I think one reason this concept (punishment for refusal to do something) seems strange to Americanized sensibilities is that civil law rarely regulates what people do for others, whereas Torah law does. Being rude in the U.S. is not against the law, but in some cases, it could be against the law in a Torah based society.
U.S. law forbids lashing, but does imprison people, which I think can be more damaging to a person than lashes (e.g., long-term separation from family and friends, inability to develop as a person, risk of prison assaults, declines in health due to confinement, etc.). An overwhelming majority of Americans polled whether they would hypothetically prefer 10 lashes or 5 years imprisonment chose the lashes. It may very well be that in 200 years, an “enlightened” society that lashes will look back at this era in U.S. history with its 2.3 million imprisoned and say, “gosh were they immoral!” And a large number of imprisoned people are confined simply because they bought and ingested some plant that the government happens to dislike.
Torah law metes out lashes in some circumstances, we cannot get around that fact. If you think they are never right, fine, you disagree with Torah law. It seems like you are trying to limit your argument against lashes to this single case involving a wife, why? I think courts ordering lashes in any case (and especially this one) was very rare, you think they did it like candy, we’ll have to agree to disagree.

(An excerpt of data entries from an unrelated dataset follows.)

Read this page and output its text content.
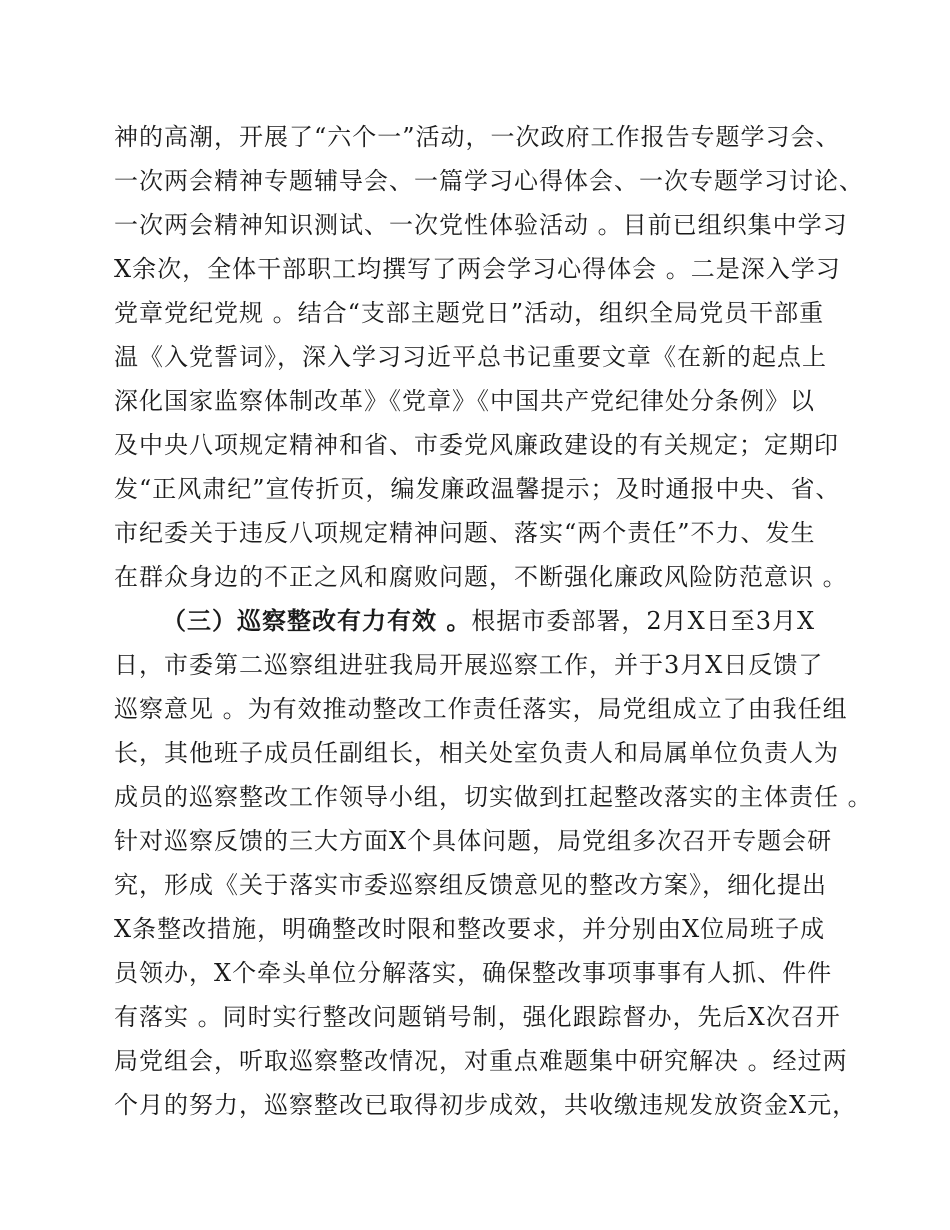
神的高潮，开展了“六个一”活动，一次政府工作报告专题学习会、
一次两会精神专题辅导会、一篇学习心得体会、一次专题学习讨论、
一次两会精神知识测试、一次党性体验活动 。目前已组织集中学习
X余次，全体干部职工均撰写了两会学习心得体会 。二是深入学习
党章党纪党规 。结合“支部主题党日”活动，组织全局党员干部重
温《入党誓词》，深入学习习近平总书记重要文章《在新的起点上
深化国家监察体制改革》《党章》《中国共产党纪律处分条例》以
及中央八项规定精神和省、市委党风廉政建设的有关规定；定期印
发“正风肃纪”宣传折页，编发廉政温馨提示；及时通报中央、省、
市纪委关于违反八项规定精神问题、落实“两个责任”不力、发生
在群众身边的不正之风和腐败问题，不断强化廉政风险防范意识 。
（三）巡察整改有力有效 。根据市委部署，2月X日至3月X
日，市委第二巡察组进驻我局开展巡察工作，并于3月X日反馈了
巡察意见 。为有效推动整改工作责任落实，局党组成立了由我任组
长，其他班子成员任副组长，相关处室负责人和局属单位负责人为
成员的巡察整改工作领导小组，切实做到扛起整改落实的主体责任 。
针对巡察反馈的三大方面X个具体问题，局党组多次召开专题会研
究，形成《关于落实市委巡察组反馈意见的整改方案》，细化提出
X条整改措施，明确整改时限和整改要求，并分别由X位局班子成
员领办，X个牵头单位分解落实，确保整改事项事事有人抓、件件
有落实 。同时实行整改问题销号制，强化跟踪督办，先后X次召开
局党组会，听取巡察整改情况，对重点难题集中研究解决 。经过两
个月的努力，巡察整改已取得初步成效，共收缴违规发放资金X元，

However even if he said what you say he says, throwing a woman into the street with no money, food or personal belongings is practically the same thing, especially hundreds of years ago
Conjecture. Also, any principal the wife owned before the marriage is still completely hers. And this whole argument is getting silly. Who would get themselves thrown out (or throw someone out) over washing a face?
That is a BELIEF.
NOW it is because we are in golus and don’t have a Torah society at all, but when there is a Torah society, it won’t be, since knowledge of G-d will fill the earth as waters fill the sea.